I spoke with a good family friend last night who has gone through this as well and she was just so encouraging and helped pull me out of my funk yesterday. I am going through this fire right now and I really, truly have no idea why. But what she helped me really realize last night is that God is allowing me to go through this for what does lie ahead. Hopefully some day I will be able to minister to women all over the country who are going through this nightmare themselves.

When we are looking at the situation and the actions of our loved ones, it hurts. The pain digs deeper than we ever thought possible. The roots of that pain begin to grow around our hearts and minds and our hope begins to fade. But if we can only fix our eyes on Him and trust him and have faith that he will carry us through this, things don't seem quite as bad. I keep telling myself not to look at what my husband is doing and his actions, but turn to God and focus my eyes on him. When I do that my spirit is lifted and I feel good, confident and strong. It is always easier said than done. But when I started to grab hold of what God could possibly be using me for in the future, my spirit got excited. I want to help people and I want to encourage them and show them there is hope.

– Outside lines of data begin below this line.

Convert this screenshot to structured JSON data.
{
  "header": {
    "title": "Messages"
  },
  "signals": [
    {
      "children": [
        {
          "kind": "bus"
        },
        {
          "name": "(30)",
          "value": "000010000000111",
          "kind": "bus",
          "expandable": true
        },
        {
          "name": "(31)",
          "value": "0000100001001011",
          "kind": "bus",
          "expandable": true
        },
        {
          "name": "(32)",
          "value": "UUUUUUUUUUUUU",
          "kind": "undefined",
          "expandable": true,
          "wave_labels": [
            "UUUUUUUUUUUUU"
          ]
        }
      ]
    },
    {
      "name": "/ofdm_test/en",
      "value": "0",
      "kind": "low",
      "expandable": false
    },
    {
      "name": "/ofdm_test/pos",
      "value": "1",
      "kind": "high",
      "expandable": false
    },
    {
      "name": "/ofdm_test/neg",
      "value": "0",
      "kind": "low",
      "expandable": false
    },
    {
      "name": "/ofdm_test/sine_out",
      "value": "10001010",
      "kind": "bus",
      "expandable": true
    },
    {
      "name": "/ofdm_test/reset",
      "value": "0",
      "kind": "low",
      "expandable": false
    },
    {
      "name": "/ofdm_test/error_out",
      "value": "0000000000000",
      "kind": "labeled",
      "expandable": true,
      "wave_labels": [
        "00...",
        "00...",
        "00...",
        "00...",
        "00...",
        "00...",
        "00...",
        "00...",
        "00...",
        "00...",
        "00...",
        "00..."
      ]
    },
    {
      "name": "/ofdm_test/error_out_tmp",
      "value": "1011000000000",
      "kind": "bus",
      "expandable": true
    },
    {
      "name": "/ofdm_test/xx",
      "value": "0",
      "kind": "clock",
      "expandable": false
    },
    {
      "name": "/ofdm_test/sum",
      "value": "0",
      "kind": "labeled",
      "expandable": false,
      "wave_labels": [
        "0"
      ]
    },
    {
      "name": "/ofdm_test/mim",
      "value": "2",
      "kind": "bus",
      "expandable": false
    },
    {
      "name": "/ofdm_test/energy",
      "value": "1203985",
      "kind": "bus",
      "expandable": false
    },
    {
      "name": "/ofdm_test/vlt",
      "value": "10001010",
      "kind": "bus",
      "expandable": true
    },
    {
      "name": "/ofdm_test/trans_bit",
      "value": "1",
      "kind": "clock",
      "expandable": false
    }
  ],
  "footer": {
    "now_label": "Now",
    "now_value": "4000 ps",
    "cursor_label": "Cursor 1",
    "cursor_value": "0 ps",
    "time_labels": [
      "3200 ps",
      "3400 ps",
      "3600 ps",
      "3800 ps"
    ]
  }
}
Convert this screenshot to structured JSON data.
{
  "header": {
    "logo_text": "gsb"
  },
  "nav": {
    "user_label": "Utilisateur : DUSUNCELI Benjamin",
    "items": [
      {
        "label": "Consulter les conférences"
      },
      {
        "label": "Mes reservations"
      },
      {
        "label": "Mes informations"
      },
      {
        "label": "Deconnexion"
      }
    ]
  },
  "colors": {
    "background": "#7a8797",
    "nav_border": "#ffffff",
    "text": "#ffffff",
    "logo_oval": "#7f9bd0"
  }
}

I don't know what the outcome of my situation is going to be. I really have not idea and that can be a scary thought. But I am going to trust in my God and hang onto him for dear life through out all of this heartache, pain and misery. He has a plan and he is in control I just need to walk by faith.

Jeremy Camp has a wonderful song that I have really grabbed a hold of and it is titled "Walk By Faith" and it says this:

Would I believe you when you would say
Your hand will guide my every way
Will I receive the words
You say
Every moment of every day
[chorus]
Well I will walk by faith
Even when I cannot see
Well because this broken road
Prepares Your will for me
Help me to win my endless fears
You've been so faithful for all my years
With one breath
You make me new
Your grace covers all I do yeah, yeah , yeah, yeah, yeah, ya
[chorus]
Well I'm broken- but I still see
Your face
Well You've spoken- pouring
Your words of grace
[chorus x2]
Well hallelujah, hallelu
(I will walk by faith)
Well hallelujah, hallelu
(I will walk by faith)
I will walk, I will walk,
I will walk by faith I will,
I will, I will walk by faith

After reading through this, I felt that God was saying to me that it gives him great joy when we trust him and put our faith in him. He has given us freewill, but if we chose to put our trust in him rather doing what we want and wanting and trusting in what he wants for us he will surely bless us for doing so.

Psalm 18:25
Lord, to those who are faithful you show that you are faithful.